Originally Posted by dan711
The manual is not that great. I understand it but sometimes I had to re-read a section a couple of times.
welcome to Denon, that is the truth
Not Denon specific, but when are receiver manufacturers going to space the speaker terminals further apart? Everytime I purchase a new one I end up cussing it for 30 minutes while connecting speaker wire.
there's not a lot of real estate on the back panel of a multichannel receiver -- invest in banana plugs
that is a life saver if you swap units fairly regularly.
So far I don't care much for Dynamic EQ. With it engaged there is a bloated bass sound filling the front of the room.
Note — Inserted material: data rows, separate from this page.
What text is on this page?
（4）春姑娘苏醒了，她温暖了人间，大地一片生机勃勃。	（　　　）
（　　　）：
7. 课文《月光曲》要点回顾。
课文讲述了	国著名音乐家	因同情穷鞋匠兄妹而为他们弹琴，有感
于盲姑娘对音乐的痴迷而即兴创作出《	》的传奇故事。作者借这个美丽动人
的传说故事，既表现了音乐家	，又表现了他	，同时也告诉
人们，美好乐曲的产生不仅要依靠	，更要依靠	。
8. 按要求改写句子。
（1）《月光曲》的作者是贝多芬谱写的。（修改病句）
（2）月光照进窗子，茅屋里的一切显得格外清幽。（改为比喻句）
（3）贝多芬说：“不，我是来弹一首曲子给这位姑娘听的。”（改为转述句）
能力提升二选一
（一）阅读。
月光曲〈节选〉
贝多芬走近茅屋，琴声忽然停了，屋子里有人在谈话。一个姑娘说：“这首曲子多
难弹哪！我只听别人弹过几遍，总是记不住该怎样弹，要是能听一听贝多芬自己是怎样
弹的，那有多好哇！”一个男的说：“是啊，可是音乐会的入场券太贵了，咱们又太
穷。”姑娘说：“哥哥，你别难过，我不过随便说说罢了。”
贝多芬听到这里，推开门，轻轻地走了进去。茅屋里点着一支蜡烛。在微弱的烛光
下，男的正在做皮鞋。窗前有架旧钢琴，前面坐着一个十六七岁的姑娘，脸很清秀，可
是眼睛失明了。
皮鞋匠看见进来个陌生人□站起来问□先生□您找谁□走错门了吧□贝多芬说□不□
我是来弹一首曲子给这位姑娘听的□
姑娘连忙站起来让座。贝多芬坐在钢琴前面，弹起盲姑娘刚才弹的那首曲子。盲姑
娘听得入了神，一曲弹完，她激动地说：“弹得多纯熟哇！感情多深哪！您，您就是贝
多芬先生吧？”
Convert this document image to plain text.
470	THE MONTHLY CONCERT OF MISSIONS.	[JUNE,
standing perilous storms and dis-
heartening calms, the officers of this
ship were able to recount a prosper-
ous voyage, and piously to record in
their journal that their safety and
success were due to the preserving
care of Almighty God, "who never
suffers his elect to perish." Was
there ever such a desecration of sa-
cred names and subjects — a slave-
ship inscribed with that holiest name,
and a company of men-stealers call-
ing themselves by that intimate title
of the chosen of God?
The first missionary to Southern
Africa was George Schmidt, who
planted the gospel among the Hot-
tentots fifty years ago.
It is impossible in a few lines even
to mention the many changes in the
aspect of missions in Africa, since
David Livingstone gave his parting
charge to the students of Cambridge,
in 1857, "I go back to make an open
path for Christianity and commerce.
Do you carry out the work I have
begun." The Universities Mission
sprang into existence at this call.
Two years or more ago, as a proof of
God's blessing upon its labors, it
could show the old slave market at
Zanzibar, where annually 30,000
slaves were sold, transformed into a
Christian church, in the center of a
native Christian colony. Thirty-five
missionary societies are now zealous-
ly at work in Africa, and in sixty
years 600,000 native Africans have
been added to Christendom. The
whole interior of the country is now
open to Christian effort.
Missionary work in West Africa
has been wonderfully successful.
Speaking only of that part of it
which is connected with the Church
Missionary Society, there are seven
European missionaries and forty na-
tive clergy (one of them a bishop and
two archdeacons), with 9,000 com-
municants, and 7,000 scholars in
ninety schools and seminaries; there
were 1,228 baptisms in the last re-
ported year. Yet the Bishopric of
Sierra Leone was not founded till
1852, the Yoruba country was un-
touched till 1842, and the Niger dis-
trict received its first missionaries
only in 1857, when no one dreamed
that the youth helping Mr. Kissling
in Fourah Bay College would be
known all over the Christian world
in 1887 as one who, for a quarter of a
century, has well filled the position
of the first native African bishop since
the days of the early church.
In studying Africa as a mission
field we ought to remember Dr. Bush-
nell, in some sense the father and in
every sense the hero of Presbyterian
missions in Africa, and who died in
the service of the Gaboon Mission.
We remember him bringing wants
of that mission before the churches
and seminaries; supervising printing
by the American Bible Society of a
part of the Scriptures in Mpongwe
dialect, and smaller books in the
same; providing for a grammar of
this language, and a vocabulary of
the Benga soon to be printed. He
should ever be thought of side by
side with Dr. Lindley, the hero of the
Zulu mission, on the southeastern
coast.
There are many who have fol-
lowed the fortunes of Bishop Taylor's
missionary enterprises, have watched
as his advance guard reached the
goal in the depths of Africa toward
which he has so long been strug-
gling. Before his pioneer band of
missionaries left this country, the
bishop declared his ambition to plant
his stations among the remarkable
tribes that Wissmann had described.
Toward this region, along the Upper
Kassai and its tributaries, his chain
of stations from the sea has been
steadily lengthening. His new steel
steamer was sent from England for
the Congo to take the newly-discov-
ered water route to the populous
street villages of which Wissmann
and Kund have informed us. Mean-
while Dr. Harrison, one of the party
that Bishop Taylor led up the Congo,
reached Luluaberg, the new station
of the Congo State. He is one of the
Perhaps more tweaking is neccessary.
first off, Dynamic EQ just sounds really weird when you first use it, so you may just want to give it some time.
second, what source did you notice the "bloat"? the best way to test if you like the effect is with a good movie on DVD or Blu-Ray, since you know that is mixed at the precise reference levels which Dynamic EQ is designed for.
If you experience "bass bloat" with Dynamic EQ on other sources, especially cable TV, you can tame down the aggressiveness of the "boost" by setting the "Dynamic EQ Reference Level Offset". This is set in the "Audio Adjust" menu under "Audyssey Settings" (see pg 75 of the manual).
I have a fuller explanation on my website (in the Audyssey section of the FAQ) but the short and skinny is, the way Dynamic EQ works is by assuming that "0" on the volume dial is "reference level" and then, when the volume drops below "0", it adjusts the tonal balance to compensate for the loss of bass and surround impression which occurs at lower volumes. By setting the reference level offset to, for example, 10dB, you will essentially "trick" Dynamic EQ into trying to maintain a reference that is 10dB softer, so the boost to the bass and surrounds will be less aggressive. Instead of the volume being at, say, "-30dB", you will now be at "-20dB" for the same amount of "loudness", so Dynamic EQ won't act as aggressively because you are closer to "0" on the volume dial.
Good quality movies should sound perfect without the offset; with your cable box you will probably want to play with a -10 or -15 setting. You may also need that with music, as a lot of music is recording "hot" and without a lot of dynamic range and can sound very bloaty with Dynamic EQ.